In late high school, I dated a series of unfortunate boys. Boys were only ever after one thing, as I had always been told, and I did my best to stay away from any situations that would be deemed inappropriate. But sometimes boys don’t listen. And sometimes you’re young and unsure of what’s happening until his hands are suddenly somewhere you don’t want them to be. And sometimes you’re scared so you aren’t sure how to stop it. But it’s okay. I left. I stood up and walked away each time it happened. So, it’s no big deal.

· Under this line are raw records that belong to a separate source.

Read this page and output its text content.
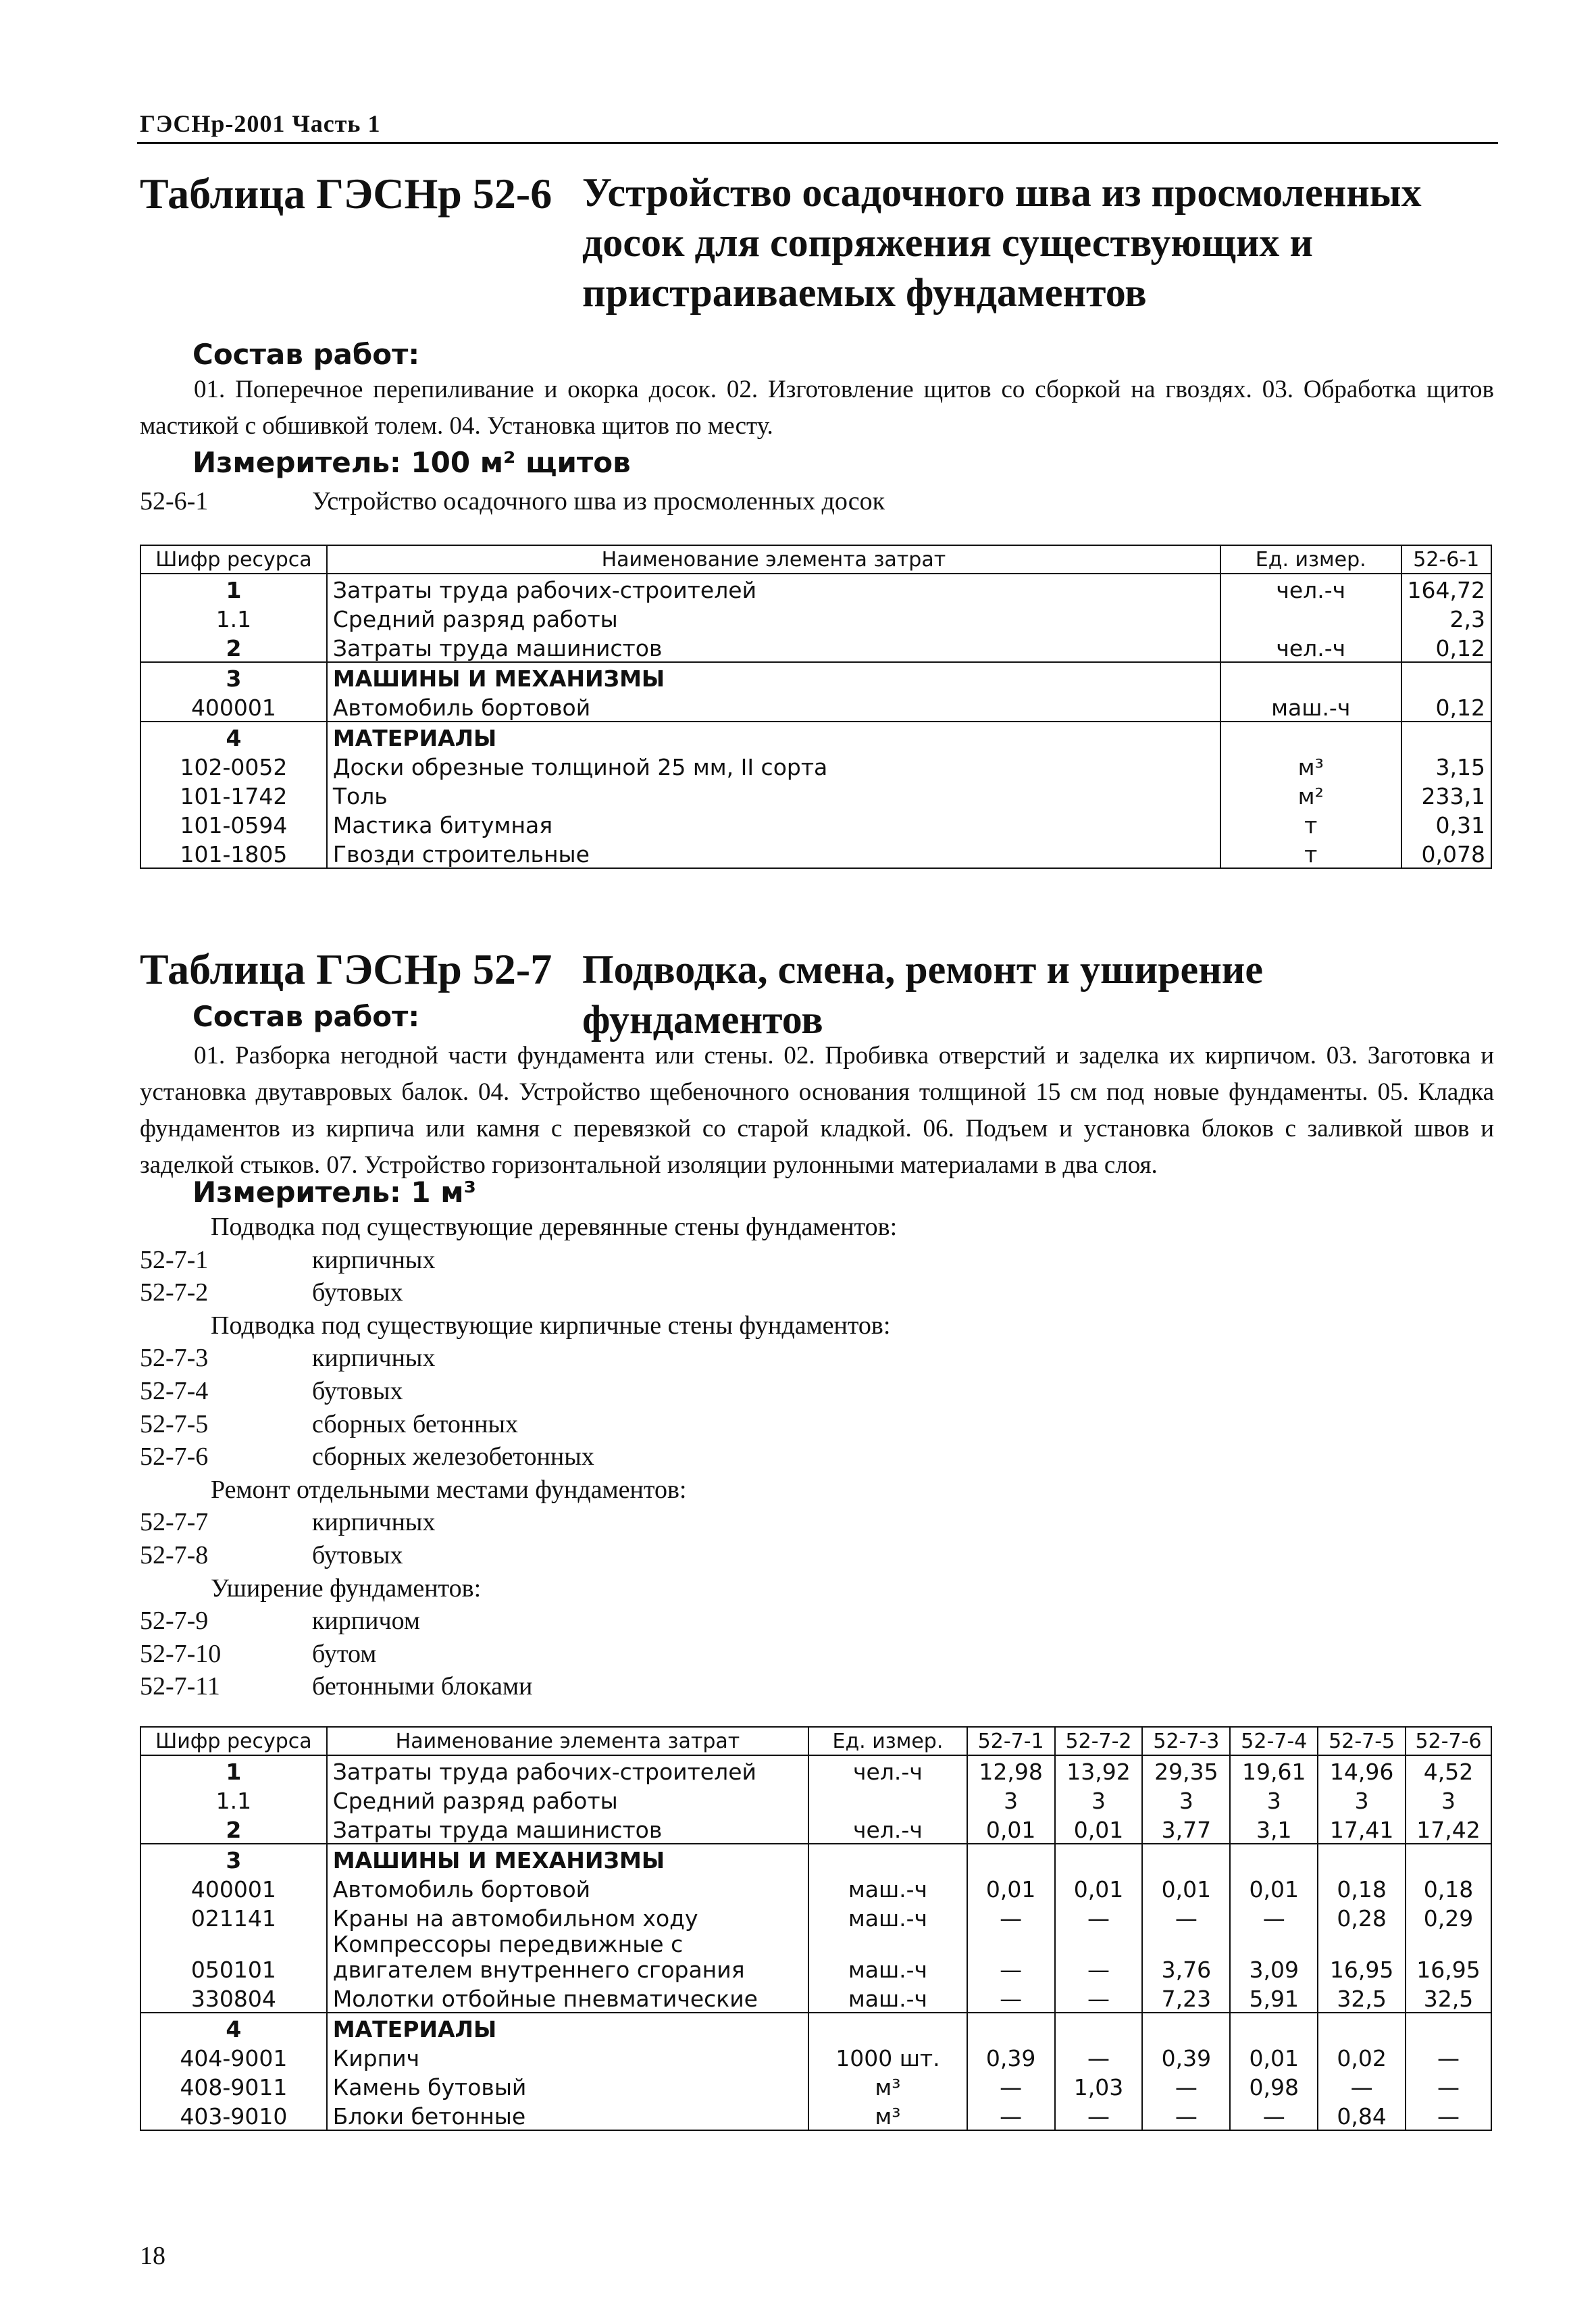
ГЭСНр-2001 Часть 1
Таблица ГЭСНр 52-6 Устройство осадочного шва из просмоленных досок для сопряжения существующих и пристраиваемых фундаментов
Состав работ:
01. Поперечное перепиливание и окорка досок. 02. Изготовление щитов со сборкой на гвоздях. 03. Обработка щитов мастикой с обшивкой толем. 04. Установка щитов по месту.
Измеритель: 100 м² щитов
52-6-1	Устройство осадочного шва из просмоленных досок
Шифр ресурса	Наименование элемента затрат	Ед. измер.	52-6-1
1	Затраты труда рабочих-строителей	чел.-ч	164,72
1.1	Средний разряд работы		2,3
2	Затраты труда машинистов	чел.-ч	0,12
3	МАШИНЫ И МЕХАНИЗМЫ		
400001	Автомобиль бортовой	маш.-ч	0,12
4	МАТЕРИАЛЫ		
102-0052	Доски обрезные толщиной 25 мм, II сорта	м³	3,15
101-1742	Толь	м²	233,1
101-0594	Мастика битумная	т	0,31
101-1805	Гвозди строительные	т	0,078
Таблица ГЭСНр 52-7 Подводка, смена, ремонт и уширение фундаментов
Состав работ:
01. Разборка негодной части фундамента или стены. 02. Пробивка отверстий и заделка их кирпичом. 03. Заготовка и установка двутавровых балок. 04. Устройство щебеночного основания толщиной 15 см под новые фундаменты. 05. Кладка фундаментов из кирпича или камня с перевязкой со старой кладкой. 06. Подъем и установка блоков с заливкой швов и заделкой стыков. 07. Устройство горизонтальной изоляции рулонными материалами в два слоя.
Измеритель: 1 м³
Подводка под существующие деревянные стены фундаментов:
52-7-1	кирпичных
52-7-2	бутовых
Подводка под существующие кирпичные стены фундаментов:
52-7-3	кирпичных
52-7-4	бутовых
52-7-5	сборных бетонных
52-7-6	сборных железобетонных
Ремонт отдельными местами фундаментов:
52-7-7	кирпичных
52-7-8	бутовых
Уширение фундаментов:
52-7-9	кирпичом
52-7-10	бутом
52-7-11	бетонными блоками
Шифр ресурса	Наименование элемента затрат	Ед. измер.	52-7-1	52-7-2	52-7-3	52-7-4	52-7-5	52-7-6
1	Затраты труда рабочих-строителей	чел.-ч	12,98	13,92	29,35	19,61	14,96	4,52
1.1	Средний разряд работы		3	3	3	3	3	3
2	Затраты труда машинистов	чел.-ч	0,01	0,01	3,77	3,1	17,41	17,42
3	МАШИНЫ И МЕХАНИЗМЫ							
400001	Автомобиль бортовой	маш.-ч	0,01	0,01	0,01	0,01	0,18	0,18
021141	Краны на автомобильном ходу	маш.-ч	—	—	—	—	0,28	0,29
050101	Компрессоры передвижные с двигателем внутреннего сгорания	маш.-ч	—	—	3,76	3,09	16,95	16,95
330804	Молотки отбойные пневматические	маш.-ч	—	—	7,23	5,91	32,5	32,5
4	МАТЕРИАЛЫ							
404-9001	Кирпич	1000 шт.	0,39	—	0,39	0,01	0,02	—
408-9011	Камень бутовый	м³	—	1,03	—	0,98	—	—
403-9010	Блоки бетонные	м³	—	—	—	—	0,84	—
18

Much later, there was the guy from work who I agreed to hang out with. I invited him over. He was in my house, in my bed. I was okay with some of it. I wasn’t forced or hit and there was no gun to my head. But something was wrong. It had to be a secret, he said, because he didn’t like people at work knowing about his personal life. Stupidly, I agreed; partly because I didn’t care and partly because yeah, I didn’t think anyone at work needed to know either. It went on much longer than it should have, me saying yes to a point and him just pushing me further once I said no. Until one day it went further than I wanted and I tried to stop it until I froze, unsure of what to do. Eventually, I abruptly got up and walked out of my own room to barricade myself in my bathroom while I tried to calm my racing head. Later, he bragged to all the guys we worked with that he had had sex with me – truth or not, whether I had said yes or not. I found out because one of them made a sly comment to me at work one day in a room full of people. I felt my face flush and snapped at him. He didn’t know what had happened. I was humiliated. But I had never explicitly said “NO!”, right? I let him come over. I knew he was trouble. I had gotten myself into this mess. It’s my fault too. It’s no big deal, it’s no big deal, it’s no big deal.

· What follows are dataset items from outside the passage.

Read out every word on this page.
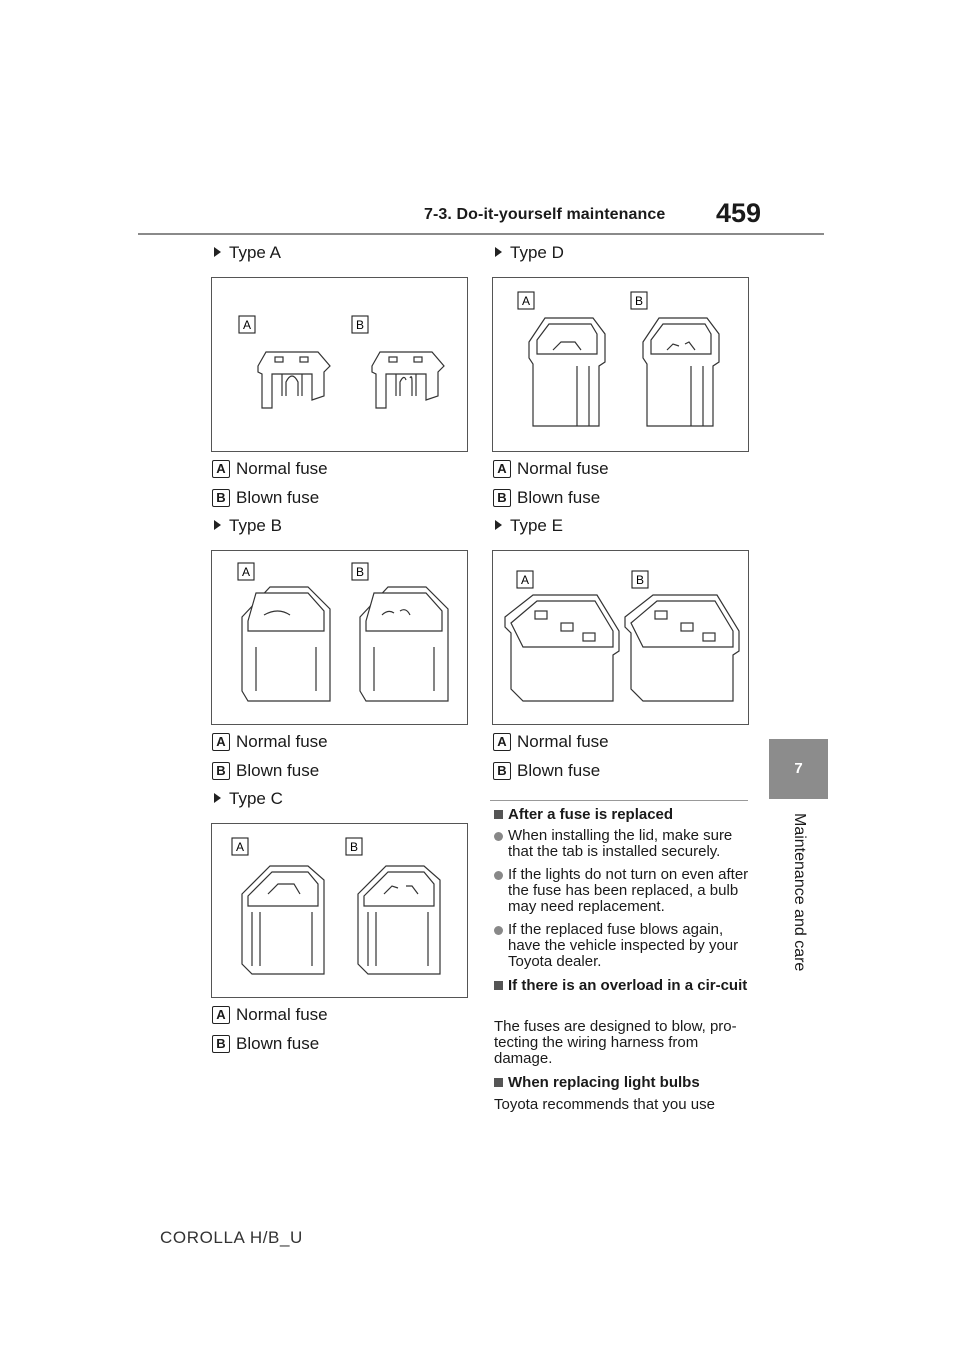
7-3. Do-it-yourself maintenance 459
7
Maintenance and care
Type A
A	B
A Normal fuse
B Blown fuse
Type B
A	B
A Normal fuse
B Blown fuse
Type C
A	B
A Normal fuse
B Blown fuse
Type D
A	B
A Normal fuse
B Blown fuse
Type E
A	B
A Normal fuse
B Blown fuse
After a fuse is replaced
When installing the lid, make sure that the tab is installed securely.
If the lights do not turn on even after the fuse has been replaced, a bulb may need replacement.
If the replaced fuse blows again, have the vehicle inspected by your Toyota dealer.
If there is an overload in a cir-cuit
The fuses are designed to blow, pro-tecting the wiring harness from damage.
When replacing light bulbs
Toyota recommends that you use
COROLLA H/B_U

But that’s the thing. It is a big deal. Or maybe they’re just a bunch of little deals that add up to be one big deal. Is that how this even works? I’m not sure, and I think that’s part of the issue here. So many of us are in this grey area, this area where we maybe aren’t sure what happened or maybe feel like we can’t say what happened out of guilt or humiliation or fear. Maybe we feel like saying “me too” is an insult to those who have been seriously hurt.
You know, though, I don’t think it is. And I don’t think that we should feel like we’re going to be judged for it by anyone. Don’t get me wrong, I was (am?) pretty terrified to write this for just those reasons. But I think that sometimes I need to suck up my pride or fear and just do it because maybe it will be okay. Maybe it won’t be as bad as my little friend Anxiety likes to tell me it is. Maybe it can help someone else to know they aren’t alone in their confusion.
So, to the boy who texted “bye bitch, go write a blog about it” to me after our encounter, this one’s for you my friend. I finally did it.